Yu Dan: Ich glaube, also China ist ein Land mit einer wirklich langen und alten Geschichte. Ich meine, dass die Politik in China sich eben schrittweise auch öffnet und eben international den Anschluss findet. Wir wissen alle, während der Kulturrevolution, da wurde Konfuzius komplett abgelehnt und kritisiert. Aber nach 40 Jahren, heute, da beschäftigen sich die Leute wieder mit diesen alten Traditionen, das ist ganz verbreitet dort, dass die Menschen wieder auf diese Sachen zurückgreifen. Und ich denke, dass mein Buch in einer so großen Menge gelesen wird, das zeigt auch, dass die Regierung durchaus hinter dem steht.

Gornik: Darf ich meine Frage noch einmal wiederholen und präzisieren, vielleicht habe ich mich nicht deutlich genug ausgedrückt: War die Niederschlagung von Studentenprotesten ganz im Sinne des Konfuzius, weil er ja den Gewaltherrscher durchaus beschrieben hat und gelobt hat, oder war sie nicht im Sinne des Konfuzius? Denn Sie vertreten ja eine Haltung der Harmonie, und dem widerspricht ja die gewaltsame Niederschlagung von Protesten.

Yu Dan: Zum einen versteht der Westen nicht immer ganz, wie die Regierung in China sich historisch verhält und wie sie zu manchen Dingen steht.
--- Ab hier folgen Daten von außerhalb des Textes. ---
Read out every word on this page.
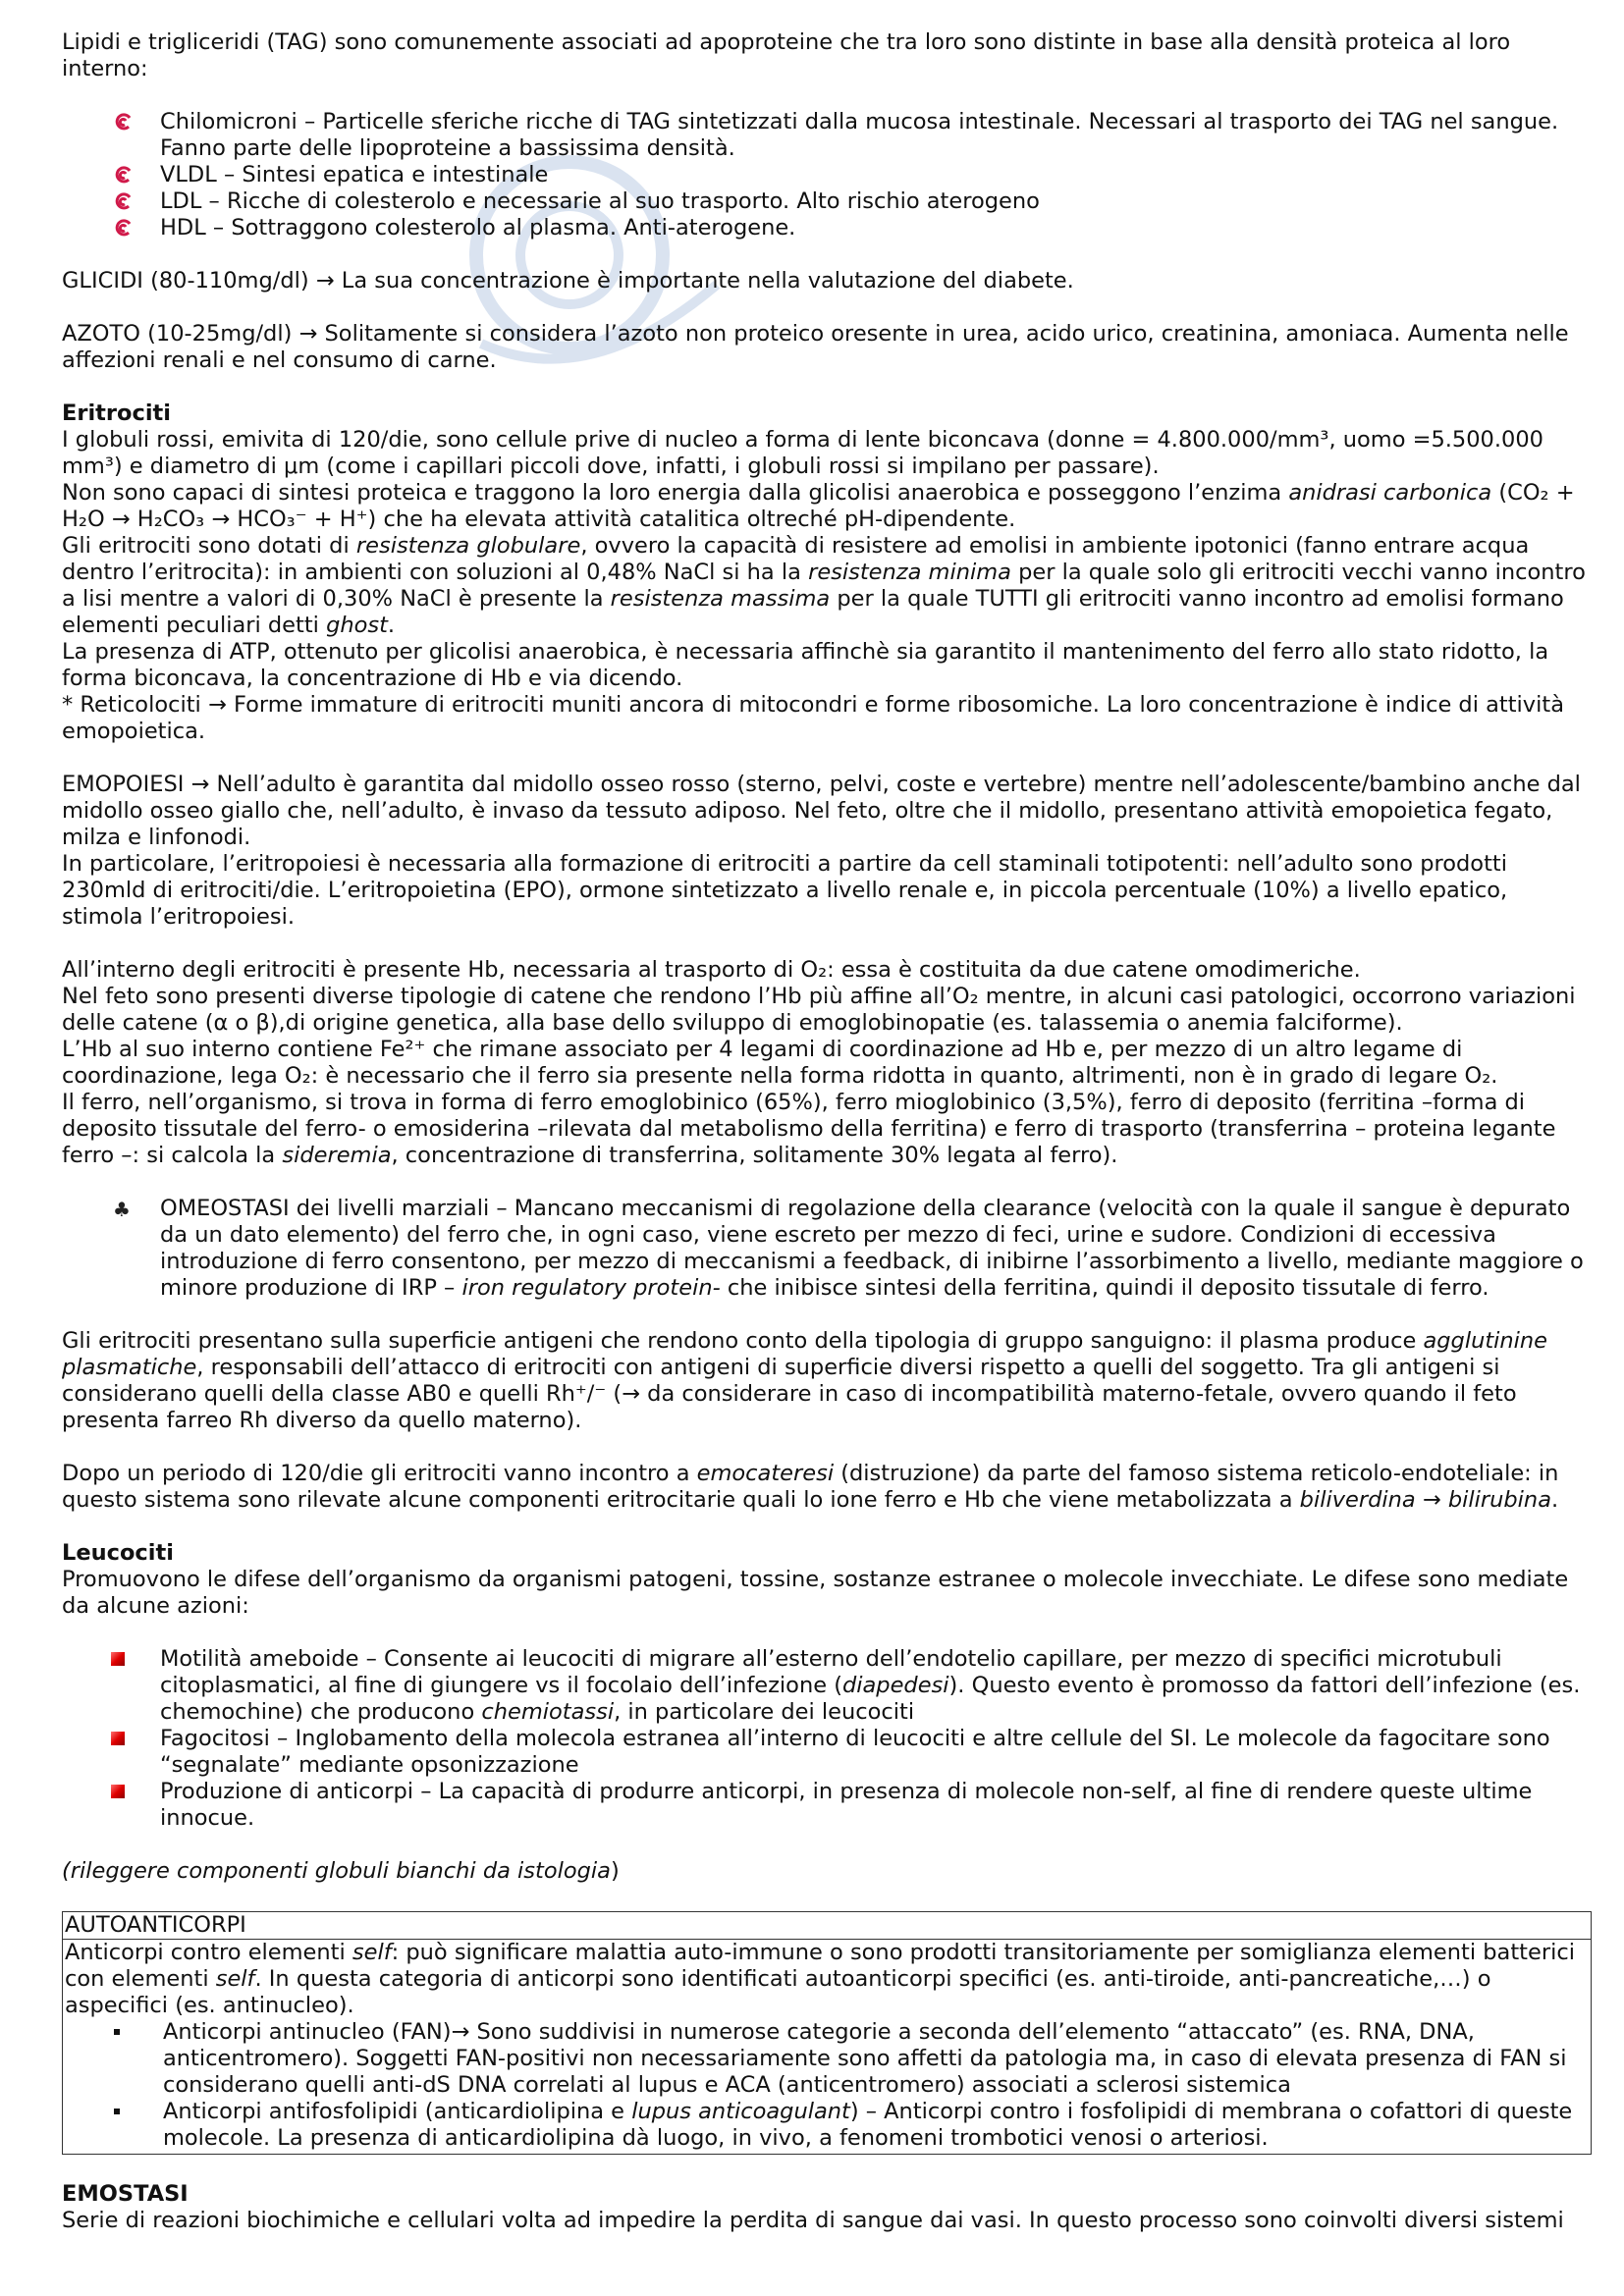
Lipidi e trigliceridi (TAG) sono comunemente associati ad apoproteine che tra loro sono distinte in base alla densità proteica al loro interno:

Chilomicroni – Particelle sferiche ricche di TAG sintetizzati dalla mucosa intestinale. Necessari al trasporto dei TAG nel sangue. Fanno parte delle lipoproteine a bassissima densità.
VLDL – Sintesi epatica e intestinale
LDL – Ricche di colesterolo e necessarie al suo trasporto. Alto rischio aterogeno
HDL – Sottraggono colesterolo al plasma. Anti-aterogene.

GLICIDI (80-110mg/dl) → La sua concentrazione è importante nella valutazione del diabete.

AZOTO (10-25mg/dl) → Solitamente si considera l’azoto non proteico oresente in urea, acido urico, creatinina, amoniaca. Aumenta nelle affezioni renali e nel consumo di carne.

Eritrociti

I globuli rossi, emivita di 120/die, sono cellule prive di nucleo a forma di lente biconcava (donne = 4.800.000/mm³, uomo =5.500.000 mm³) e diametro di μm (come i capillari piccoli dove, infatti, i globuli rossi si impilano per passare).

Non sono capaci di sintesi proteica e traggono la loro energia dalla glicolisi anaerobica e posseggono l’enzima anidrasi carbonica (CO₂ + H₂O → H₂CO₃ → HCO₃⁻ + H⁺) che ha elevata attività catalitica oltreché pH-dipendente.

Gli eritrociti sono dotati di resistenza globulare, ovvero la capacità di resistere ad emolisi in ambiente ipotonici (fanno entrare acqua dentro l’eritrocita): in ambienti con soluzioni al 0,48% NaCl si ha la resistenza minima per la quale solo gli eritrociti vecchi vanno incontro a lisi mentre a valori di 0,30% NaCl è presente la resistenza massima per la quale TUTTI gli eritrociti vanno incontro ad emolisi formano elementi peculiari detti ghost.

La presenza di ATP, ottenuto per glicolisi anaerobica, è necessaria affinchè sia garantito il mantenimento del ferro allo stato ridotto, la forma biconcava, la concentrazione di Hb e via dicendo.

* Reticolociti → Forme immature di eritrociti muniti ancora di mitocondri e forme ribosomiche. La loro concentrazione è indice di attività emopoietica.

EMOPOIESI → Nell’adulto è garantita dal midollo osseo rosso (sterno, pelvi, coste e vertebre) mentre nell’adolescente/bambino anche dal midollo osseo giallo che, nell’adulto, è invaso da tessuto adiposo. Nel feto, oltre che il midollo, presentano attività emopoietica fegato, milza e linfonodi.

In particolare, l’eritropoiesi è necessaria alla formazione di eritrociti a partire da cell staminali totipotenti: nell’adulto sono prodotti 230mld di eritrociti/die. L’eritropoietina (EPO), ormone sintetizzato a livello renale e, in piccola percentuale (10%) a livello epatico, stimola l’eritropoiesi.

All’interno degli eritrociti è presente Hb, necessaria al trasporto di O₂: essa è costituita da due catene omodimeriche.

Nel feto sono presenti diverse tipologie di catene che rendono l’Hb più affine all’O₂ mentre, in alcuni casi patologici, occorrono variazioni delle catene (α o β),di origine genetica, alla base dello sviluppo di emoglobinopatie (es. talassemia o anemia falciforme).

L’Hb al suo interno contiene Fe²⁺ che rimane associato per 4 legami di coordinazione ad Hb e, per mezzo di un altro legame di coordinazione, lega O₂: è necessario che il ferro sia presente nella forma ridotta in quanto, altrimenti, non è in grado di legare O₂.

Il ferro, nell’organismo, si trova in forma di ferro emoglobinico (65%), ferro mioglobinico (3,5%), ferro di deposito (ferritina –forma di deposito tissutale del ferro- o emosiderina –rilevata dal metabolismo della ferritina) e ferro di trasporto (transferrina – proteina legante ferro –: si calcola la sideremia, concentrazione di transferrina, solitamente 30% legata al ferro).

♣ OMEOSTASI dei livelli marziali – Mancano meccanismi di regolazione della clearance (velocità con la quale il sangue è depurato da un dato elemento) del ferro che, in ogni caso, viene escreto per mezzo di feci, urine e sudore. Condizioni di eccessiva introduzione di ferro consentono, per mezzo di meccanismi a feedback, di inibirne l’assorbimento a livello, mediante maggiore o minore produzione di IRP – iron regulatory protein- che inibisce sintesi della ferritina, quindi il deposito tissutale di ferro.

Gli eritrociti presentano sulla superficie antigeni che rendono conto della tipologia di gruppo sanguigno: il plasma produce agglutinine plasmatiche, responsabili dell’attacco di eritrociti con antigeni di superficie diversi rispetto a quelli del soggetto. Tra gli antigeni si considerano quelli della classe AB0 e quelli Rh⁺/⁻ (→ da considerare in caso di incompatibilità materno-fetale, ovvero quando il feto presenta farreo Rh diverso da quello materno).

Dopo un periodo di 120/die gli eritrociti vanno incontro a emocateresi (distruzione) da parte del famoso sistema reticolo-endoteliale: in questo sistema sono rilevate alcune componenti eritrocitarie quali lo ione ferro e Hb che viene metabolizzata a biliverdina → bilirubina.

Leucociti

Promuovono le difese dell’organismo da organismi patogeni, tossine, sostanze estranee o molecole invecchiate. Le difese sono mediate da alcune azioni:

Motilità ameboide – Consente ai leucociti di migrare all’esterno dell’endotelio capillare, per mezzo di specifici microtubuli citoplasmatici, al fine di giungere vs il focolaio dell’infezione (diapedesi). Questo evento è promosso da fattori dell’infezione (es. chemochine) che producono chemiotassi, in particolare dei leucociti
Fagocitosi – Inglobamento della molecola estranea all’interno di leucociti e altre cellule del SI. Le molecole da fagocitare sono “segnalate” mediante opsonizzazione
Produzione di anticorpi – La capacità di produrre anticorpi, in presenza di molecole non-self, al fine di rendere queste ultime innocue.

(rileggere componenti globuli bianchi da istologia)

AUTOANTICORPI

Anticorpi contro elementi self: può significare malattia auto-immune o sono prodotti transitoriamente per somiglianza elementi batterici con elementi self. In questa categoria di anticorpi sono identificati autoanticorpi specifici (es. anti-tiroide, anti-pancreatiche,…) o aspecifici (es. antinucleo).

Anticorpi antinucleo (FAN)→ Sono suddivisi in numerose categorie a seconda dell’elemento “attaccato” (es. RNA, DNA, anticentromero). Soggetti FAN-positivi non necessariamente sono affetti da patologia ma, in caso di elevata presenza di FAN si considerano quelli anti-dS DNA correlati al lupus e ACA (anticentromero) associati a sclerosi sistemica
Anticorpi antifosfolipidi (anticardiolipina e lupus anticoagulant) – Anticorpi contro i fosfolipidi di membrana o cofattori di queste molecole. La presenza di anticardiolipina dà luogo, in vivo, a fenomeni trombotici venosi o arteriosi.

EMOSTASI

Serie di reazioni biochimiche e cellulari volta ad impedire la perdita di sangue dai vasi. In questo processo sono coinvolti diversi sistemi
Auch heute noch, vor allen Dingen heute noch. Ich denke, die Geschichte, die geht immer weiter. Und jede Regierung arbeitet daran und passt sich an. Das ist dasselbe wie mit Deutschland. Deutschland wird weltweit respektiert, obwohl es das nationalsozialistische Regime gab. Also den politischen Teil von Konfuzius, mit dem beschäftige ich mich nicht, der ist veraltet. Ich beschäftige mich mit dem Teil, wo es um das Individuum und um die persönliche Entwicklung geht.

Gornik: Und genau deswegen ist dieses Buch außerordentlich lesenswert. Yu Dan, "Konfuzius im Herzen. Alte Weisheit für die moderne Welt", übersetzt von Johannes Fiederling. Ein Buch von Yu Dan mit 240 Seiten, 16,95 Euro, im Verlag Droemer-Knaur erschienen. Yu Dan war zu Gast, herzlichen Dank!